第19章 少女の「好き」と彼の「好き」
太宰さんと寮に戻ったときには、陽はとっくに沈み、月が地上を照らしていた。
自炊は得意だ。
太宰さんはほとんど料理をしないから。
マフィア時代から、料理はあたしの担当。
味付けが下手で、料理を焦がしてしまっていた頃も、太宰さんは「不味い」と言いながら全部食べてくれていた。

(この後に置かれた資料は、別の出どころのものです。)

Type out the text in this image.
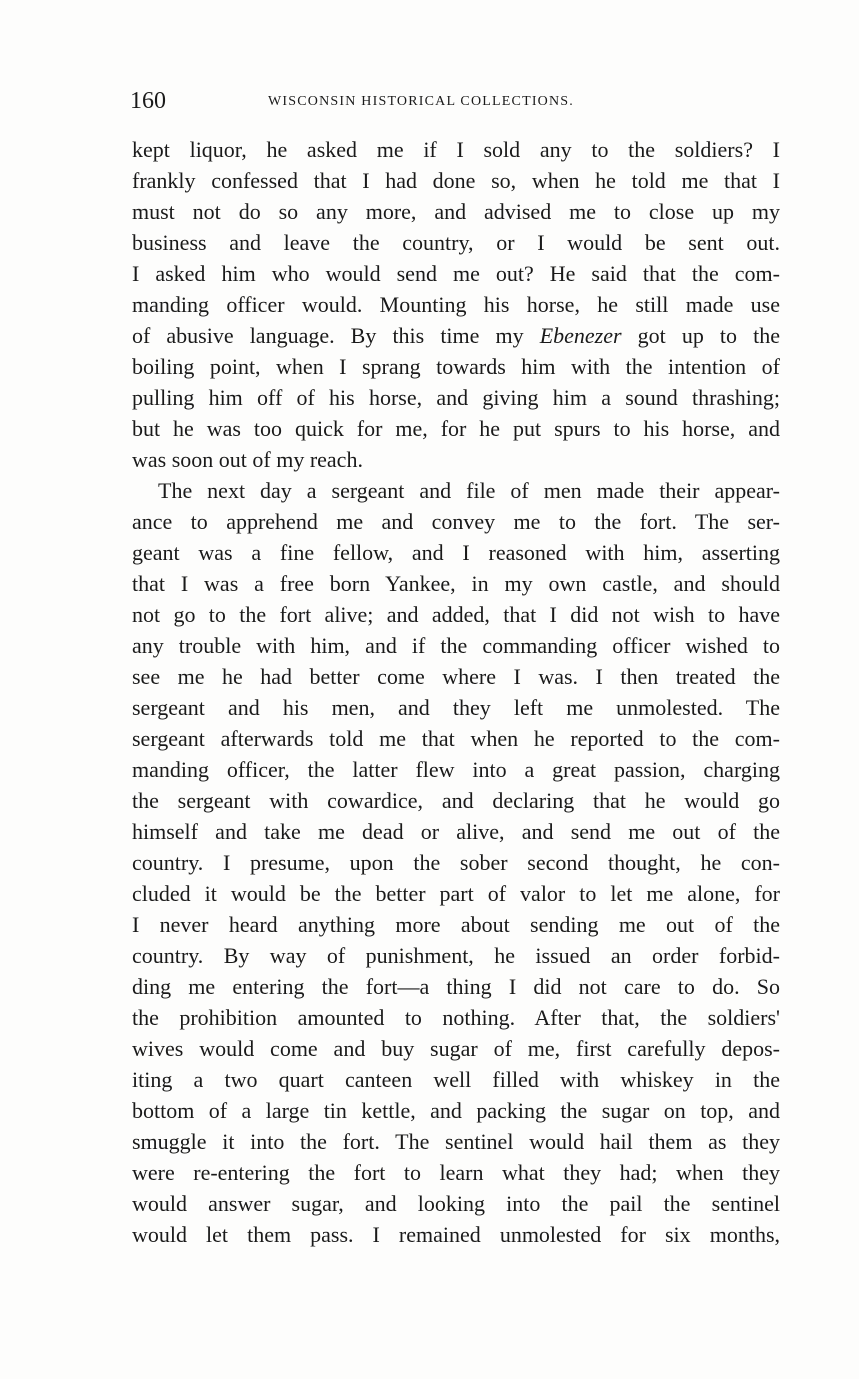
160	WISCONSIN HISTORICAL COLLECTIONS.
kept liquor, he asked me if I sold any to the soldiers? I
frankly confessed that I had done so, when he told me that I
must not do so any more, and advised me to close up my
business and leave the country, or I would be sent out.
I asked him who would send me out? He said that the com-
manding officer would. Mounting his horse, he still made use
of abusive language. By this time my Ebenezer got up to the
boiling point, when I sprang towards him with the intention of
pulling him off of his horse, and giving him a sound thrashing;
but he was too quick for me, for he put spurs to his horse, and
was soon out of my reach.
The next day a sergeant and file of men made their appear-
ance to apprehend me and convey me to the fort. The ser-
geant was a fine fellow, and I reasoned with him, asserting
that I was a free born Yankee, in my own castle, and should
not go to the fort alive; and added, that I did not wish to have
any trouble with him, and if the commanding officer wished to
see me he had better come where I was. I then treated the
sergeant and his men, and they left me unmolested. The
sergeant afterwards told me that when he reported to the com-
manding officer, the latter flew into a great passion, charging
the sergeant with cowardice, and declaring that he would go
himself and take me dead or alive, and send me out of the
country. I presume, upon the sober second thought, he con-
cluded it would be the better part of valor to let me alone, for
I never heard anything more about sending me out of the
country. By way of punishment, he issued an order forbid-
ding me entering the fort—a thing I did not care to do. So
the prohibition amounted to nothing. After that, the soldiers'
wives would come and buy sugar of me, first carefully depos-
iting a two quart canteen well filled with whiskey in the
bottom of a large tin kettle, and packing the sugar on top, and
smuggle it into the fort. The sentinel would hail them as they
were re-entering the fort to learn what they had; when they
would answer sugar, and looking into the pail the sentinel
would let them pass. I remained unmolested for six months,
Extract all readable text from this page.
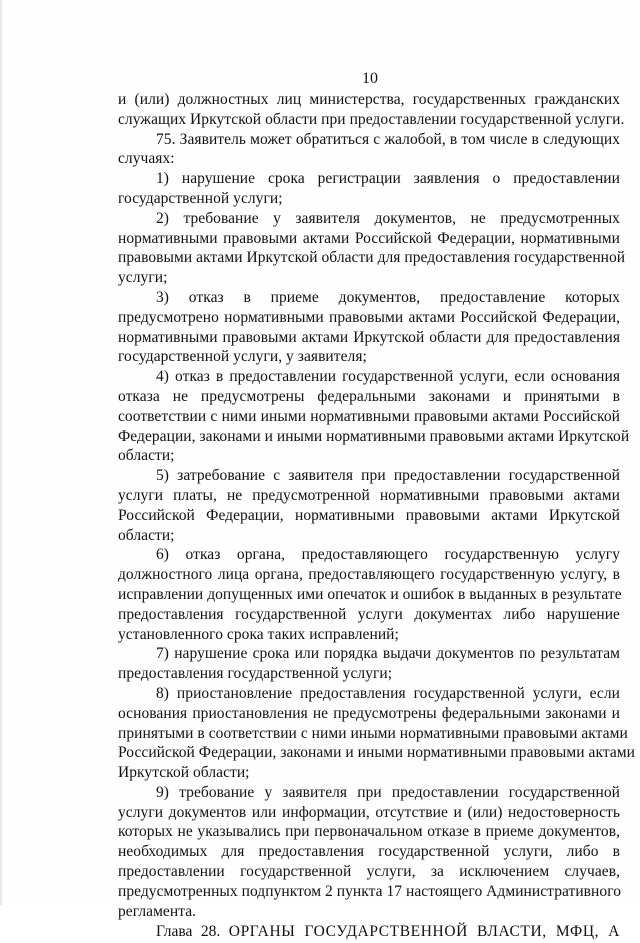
10
и (или) должностных лиц министерства, государственных гражданских
служащих Иркутской области при предоставлении государственной услуги.
75. Заявитель может обратиться с жалобой, в том числе в следующих
случаях:
1) нарушение срока регистрации заявления о предоставлении
государственной услуги;
2) требование у заявителя документов, не предусмотренных
нормативными правовыми актами Российской Федерации, нормативными
правовыми актами Иркутской области для предоставления государственной
услуги;
3) отказ в приеме документов, предоставление которых
предусмотрено нормативными правовыми актами Российской Федерации,
нормативными правовыми актами Иркутской области для предоставления
государственной услуги, у заявителя;
4) отказ в предоставлении государственной услуги, если основания
отказа не предусмотрены федеральными законами и принятыми в
соответствии с ними иными нормативными правовыми актами Российской
Федерации, законами и иными нормативными правовыми актами Иркутской
области;
5) затребование с заявителя при предоставлении государственной
услуги платы, не предусмотренной нормативными правовыми актами
Российской Федерации, нормативными правовыми актами Иркутской
области;
6) отказ органа, предоставляющего государственную услугу
должностного лица органа, предоставляющего государственную услугу, в
исправлении допущенных ими опечаток и ошибок в выданных в результате
предоставления государственной услуги документах либо нарушение
установленного срока таких исправлений;
7) нарушение срока или порядка выдачи документов по результатам
предоставления государственной услуги;
8) приостановление предоставления государственной услуги, если
основания приостановления не предусмотрены федеральными законами и
принятыми в соответствии с ними иными нормативными правовыми актами
Российской Федерации, законами и иными нормативными правовыми актами
Иркутской области;
9) требование у заявителя при предоставлении государственной
услуги документов или информации, отсутствие и (или) недостоверность
которых не указывались при первоначальном отказе в приеме документов,
необходимых для предоставления государственной услуги, либо в
предоставлении государственной услуги, за исключением случаев,
предусмотренных подпунктом 2 пункта 17 настоящего Административного
регламента.
Глава 28. ОРГАНЫ ГОСУДАРСТВЕННОЙ ВЛАСТИ, МФЦ, А
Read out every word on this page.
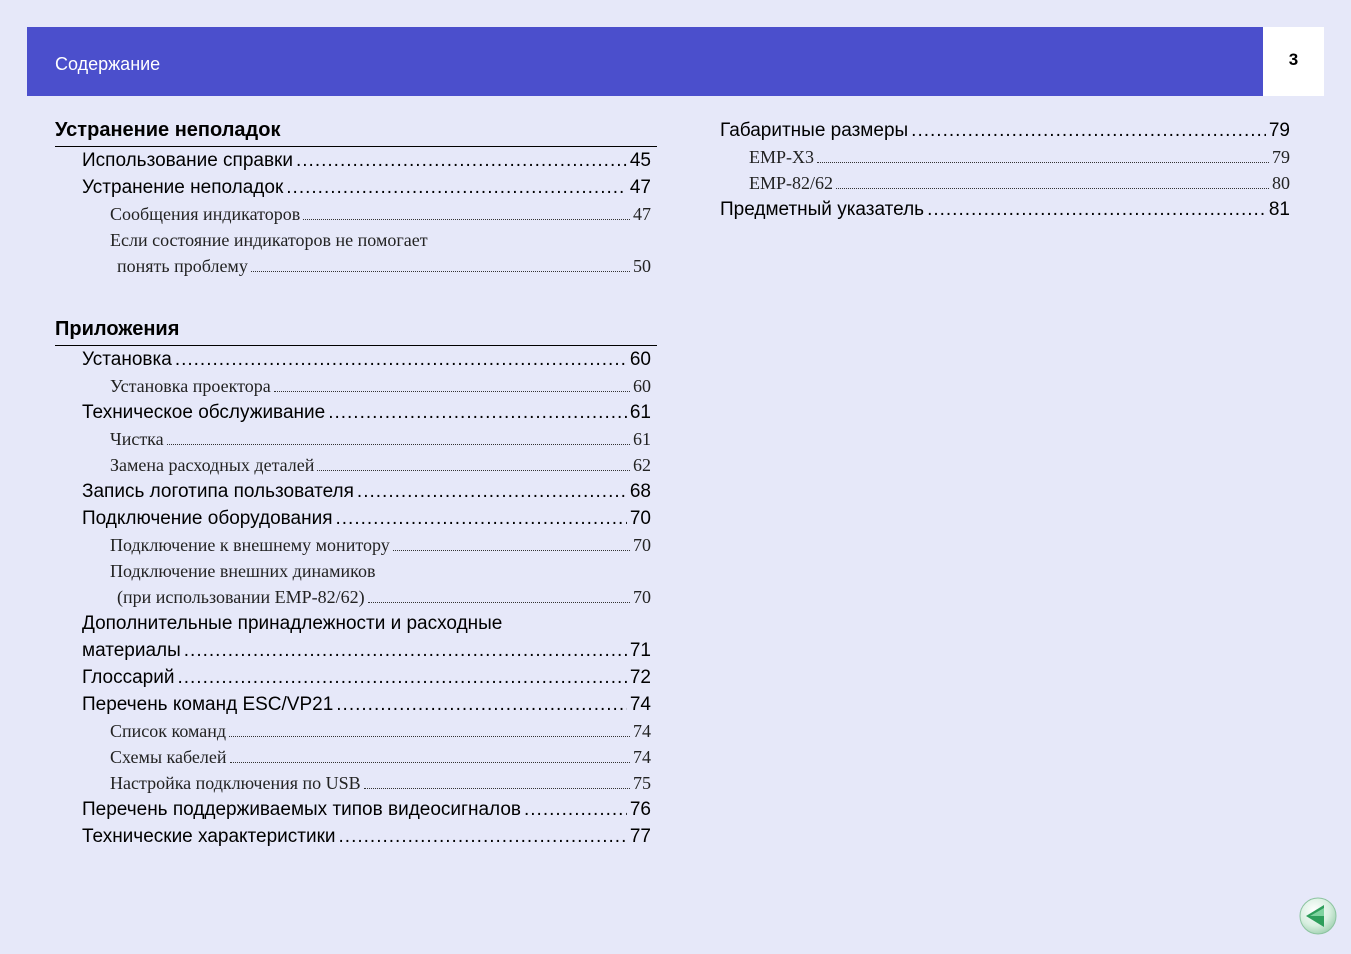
Содержание	3
Устранение неполадок
Использование справки .....	45
Устранение неполадок .....	47
Сообщения индикаторов	47
Если состояние индикаторов не помогает
понять проблему	50
Приложения
Установка .....	60
Установка проектора	60
Техническое обслуживание .....	61
Чистка	61
Замена расходных деталей	62
Запись логотипа пользователя .....	68
Подключение оборудования .....	70
Подключение к внешнему монитору	70
Подключение внешних динамиков
(при использовании EMP-82/62)	70
Дополнительные принадлежности и расходные
материалы .....	71
Глоссарий .....	72
Перечень команд ESC/VP21 .....	74
Список команд	74
Схемы кабелей	74
Настройка подключения по USB	75
Перечень поддерживаемых типов видеосигналов .....	76
Технические характеристики .....	77
Габаритные размеры .....	79
EMP-X3	79
EMP-82/62	80
Предметный указатель .....	81
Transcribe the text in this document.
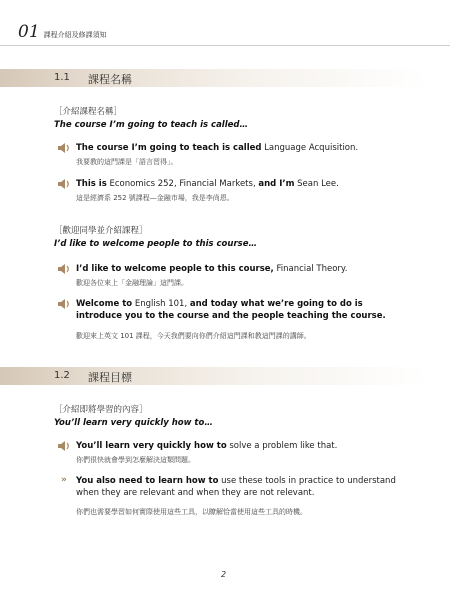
01 課程介紹及修課須知
1.1 課程名稱
［介紹課程名稱］
The course I’m going to teach is called…
The course I’m going to teach is called Language Acquisition.
我要教的這門課是「語言習得」。
This is Economics 252, Financial Markets, and I’m Sean Lee.
這是經濟系 252 號課程—金融市場，我是李尚恩。
［歡迎同學並介紹課程］
I’d like to welcome people to this course…
I’d like to welcome people to this course, Financial Theory.
歡迎各位來上「金融理論」這門課。
Welcome to English 101, and today what we’re going to do is introduce you to the course and the people teaching the course.
歡迎來上英文 101 課程，今天我們要向你們介紹這門課和教這門課的講師。
1.2 課程目標
［介紹即將學習的內容］
You’ll learn very quickly how to…
You’ll learn very quickly how to solve a problem like that.
你們很快就會學到怎麼解決這類問題。
» You also need to learn how to use these tools in practice to understand when they are relevant and when they are not relevant.
你們也需要學習如何實際使用這些工具，以瞭解恰當使用這些工具的時機。
2
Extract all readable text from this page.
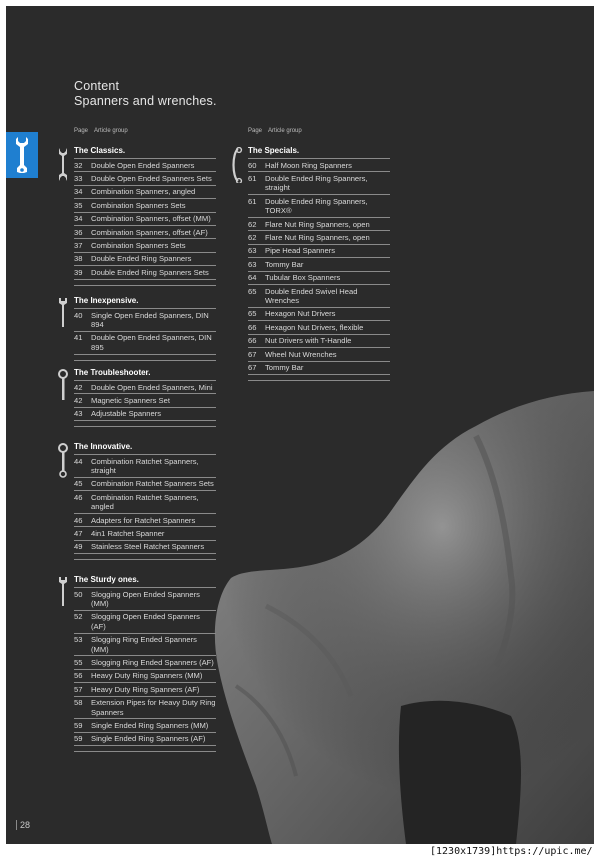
Content
Spanners and wrenches.
Page Article group	Page Article group
The Classics.
32	Double Open Ended Spanners
33	Double Open Ended Spanners Sets
34	Combination Spanners, angled
35	Combination Spanners Sets
34	Combination Spanners, offset (MM)
36	Combination Spanners, offset (AF)
37	Combination Spanners Sets
38	Double Ended Ring Spanners
39	Double Ended Ring Spanners Sets
The Inexpensive.
40	Single Open Ended Spanners, DIN 894
41	Double Open Ended Spanners, DIN 895
The Troubleshooter.
42	Double Open Ended Spanners, Mini
42	Magnetic Spanners Set
43	Adjustable Spanners
The Innovative.
44	Combination Ratchet Spanners, straight
45	Combination Ratchet Spanners Sets
46	Combination Ratchet Spanners, angled
46	Adapters for Ratchet Spanners
47	4in1 Ratchet Spanner
49	Stainless Steel Ratchet Spanners
The Sturdy ones.
50	Slogging Open Ended Spanners (MM)
52	Slogging Open Ended Spanners (AF)
53	Slogging Ring Ended Spanners (MM)
55	Slogging Ring Ended Spanners (AF)
56	Heavy Duty Ring Spanners (MM)
57	Heavy Duty Ring Spanners (AF)
58	Extension Pipes for Heavy Duty Ring Spanners
59	Single Ended Ring Spanners (MM)
59	Single Ended Ring Spanners (AF)
The Specials.
60	Half Moon Ring Spanners
61	Double Ended Ring Spanners, straight
61	Double Ended Ring Spanners, TORX®
62	Flare Nut Ring Spanners, open
62	Flare Nut Ring Spanners, open
63	Pipe Head Spanners
63	Tommy Bar
64	Tubular Box Spanners
65	Double Ended Swivel Head Wrenches
65	Hexagon Nut Drivers
66	Hexagon Nut Drivers, flexible
66	Nut Drivers with T-Handle
67	Wheel Nut Wrenches
67	Tommy Bar
28
[1230x1739]https://upic.me/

それが嬉しいのと申し訳ないので、あたしは一生懸命練習したのだ。
今では、食べられるくらいには上達した。
太宰さんは毎日、あたしの部屋でご飯を食べる。
その後、しばらくすると帰ってしまって、それからは知らない。
飲みに行ったり、女の人のところに行ったりしてるんだと思う。
「じゃあ、私は帰るよ」
傷の手当てをし、食事を終えた太宰さんは立ち上がった。
「え、もう帰っちゃうの?」
食器を洗っていたあたしは、手についていた泡を洗い流し、靴を履こうとする太宰さんの元へ行く。
「もうって、いつもこれくらいの時間だろう?」
「そう……かな……?」
そう、だろうか。
何だろう。
いつもは感じない『何か』が、胸の奥にわだかまっている。
その『何か』が分からないのが、堪らなく不快だ。
「……どこに行くの? お酒、飲みに行くの?」
「そうだねぇ。マフィアに捕まったせいで、約束を反故にしてしまった女性がいるからね。彼女のところに行っておこうかな?」
女の人のところ?
じゃあね、と手を上げる太宰さんのコートを、あたしは無意識に掴んでいた。
「……何だい?」
無意識のことで、自分でもなぜこんなことをしているのか分からない。
理由を聞かれたところで、答えられるわけもなかった。
でも、あたしはどうにかして太宰さんを引き留めたいと思っている。
「言ってくれなければ分からないよ」
太宰さんはそう言うけど、本当は分かっているのではないだろうか。
あたしが知らない、あたしの心の中まで……。
「……い、行かないで……」
「どうして?」
「行ってほしく、ない……」
「何で?」
そんなことが分かるなら、こんな気持ちになってない。
あたしは太宰さんを見上げる。
そこには、感情の読めない瞳であたしを見下ろす太宰さんがいた。